At his visitation yesterday before the funeral, scheduled for 5-8 p.m., people lined up outside the funeral home and a steady stream of people from around central Illinois stood patiently through the slow moving line that wrapped around inside the funeral home until nearly 10 p.m. One man on his way to the visitation from more than 50 miles away had been stopped for speeding by a policeman who asked what was the hurry on a Sunday afternoon.
“I'm going to a visitation for Lawrence Trower in Arthur," the man replied.
“You mean Slats Trower, don't you?" the policeman responded, handing back his driver's license. "Slow down and make sure you get there."
The funeral today was quite fitting for a man of Slats' stature. The church was filled with family and friends who viewed a Power Point presentation of photos while music played in the background. After saying a few words, the minister asked people to share memories of Slats. That went on for a full 15 minutes before the minister added his own thoughts in a heartfelt sermon.

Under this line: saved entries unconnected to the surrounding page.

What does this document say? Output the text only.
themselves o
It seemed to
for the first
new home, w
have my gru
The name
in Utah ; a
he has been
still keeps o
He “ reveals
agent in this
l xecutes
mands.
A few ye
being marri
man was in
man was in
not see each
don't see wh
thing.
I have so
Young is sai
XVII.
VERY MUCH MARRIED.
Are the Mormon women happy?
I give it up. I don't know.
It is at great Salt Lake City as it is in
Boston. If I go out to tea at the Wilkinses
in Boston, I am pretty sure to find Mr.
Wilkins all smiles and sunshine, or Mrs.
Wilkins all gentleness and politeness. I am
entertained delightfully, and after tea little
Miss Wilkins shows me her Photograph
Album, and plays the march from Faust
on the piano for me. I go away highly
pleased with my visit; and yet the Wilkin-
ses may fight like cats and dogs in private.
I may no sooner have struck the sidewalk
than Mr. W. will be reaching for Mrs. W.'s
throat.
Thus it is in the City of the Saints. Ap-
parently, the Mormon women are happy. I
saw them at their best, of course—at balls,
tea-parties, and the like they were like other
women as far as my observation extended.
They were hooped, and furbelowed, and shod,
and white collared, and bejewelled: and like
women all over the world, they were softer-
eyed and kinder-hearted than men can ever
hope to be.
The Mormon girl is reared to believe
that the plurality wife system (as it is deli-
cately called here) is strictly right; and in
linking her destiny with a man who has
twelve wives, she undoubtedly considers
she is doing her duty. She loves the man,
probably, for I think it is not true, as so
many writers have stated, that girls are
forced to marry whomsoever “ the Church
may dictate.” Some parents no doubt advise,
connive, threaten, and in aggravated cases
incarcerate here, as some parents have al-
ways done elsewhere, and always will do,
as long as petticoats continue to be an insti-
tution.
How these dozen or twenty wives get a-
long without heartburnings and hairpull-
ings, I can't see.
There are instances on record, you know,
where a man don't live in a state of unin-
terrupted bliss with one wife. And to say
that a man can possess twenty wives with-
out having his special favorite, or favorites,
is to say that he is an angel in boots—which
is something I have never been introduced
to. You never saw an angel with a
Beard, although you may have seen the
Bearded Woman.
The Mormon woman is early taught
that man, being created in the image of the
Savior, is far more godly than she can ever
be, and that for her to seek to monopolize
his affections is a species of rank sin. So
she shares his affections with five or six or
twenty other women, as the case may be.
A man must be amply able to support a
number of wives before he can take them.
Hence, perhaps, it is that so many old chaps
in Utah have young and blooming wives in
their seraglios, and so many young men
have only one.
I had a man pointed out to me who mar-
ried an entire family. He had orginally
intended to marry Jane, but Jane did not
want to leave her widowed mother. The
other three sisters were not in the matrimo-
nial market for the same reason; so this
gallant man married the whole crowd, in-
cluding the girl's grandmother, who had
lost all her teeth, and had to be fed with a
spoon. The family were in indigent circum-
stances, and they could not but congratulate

In his last days lying in the hospital bed while he fought to live on, Slats sometimes flashed back to the days of battle on the island and hollered out about killing the enemy and tried to remove his oxygen lines while asking for more oxygen. In the end, it was one time he couldn't get "up off his ass and do it."
At the cemetery a color guard of four local VFW and American Legion members stood tall with flags and rifles; seven Marine Corps League members stood ready for a three volley rifle salute when the order came from the commander of the unit; a bagpiper from the Champaign fire department played "Going Home" on the bagpipe while the casket was taken to the burial site; and after a few words from the minister, two active duty Marines sergeants in dress blues folded the American flag and presented it to the commandant of the Marine Corps League who in turn leaned down toward Jane Trower and presented her with the flag "On behalf of a grateful nation... ." Another one would later be presented to her by U.S. Rep. Tim Johnson, who had one flown in Slats' honor over the U.S. Capitol in Washington.
As people started drifting away from the tent, a group of Marines, friends and relatives stayed back while a bottle of Crown Royale was opened and anyone who wished to poured a shot in a plastic shot glass or took a swig straight from the bottle and toasted Slats.
A local ABC affiliate had sent a camera person and a reporter to cover the funeral and will make the footage available to Diane Hawkins, niece of John Basilone, who is making a documentary about the legacy of her Medal of Honor and Navy Cross recipient uncle who was killed on Feb. 19, 1945, on Iwo Jima. And Bruce Harrison, a recent University of Illinois journalism graduate was also there filming the funeral for the same reason and reported on the funeral for AM 580, the PBS station at the University of Illinois.
Slats Trower was certainly a part of the legacy of John Basilone who led the way for thousands of Marines and Americans who survived the war and lived a good life from the sacrifice of so many. I was both honored and proud to have known Slats and to be a part of his life and helping give him a wonderful parting of the life he was given.
Sadly, the only negative part of the final ceremony for a truly great man and Marine was that the Marine Corps League khaki short-sleeved shirt that set us off as Marines has been outlawed and replaced with a white shirt that is like the uniform shirts of other veterans' organization. I can just hear Slats commenting on that one: “We need to get up off our asses and get that changed and go back to looking like Marines.” And he would have been leading the charge.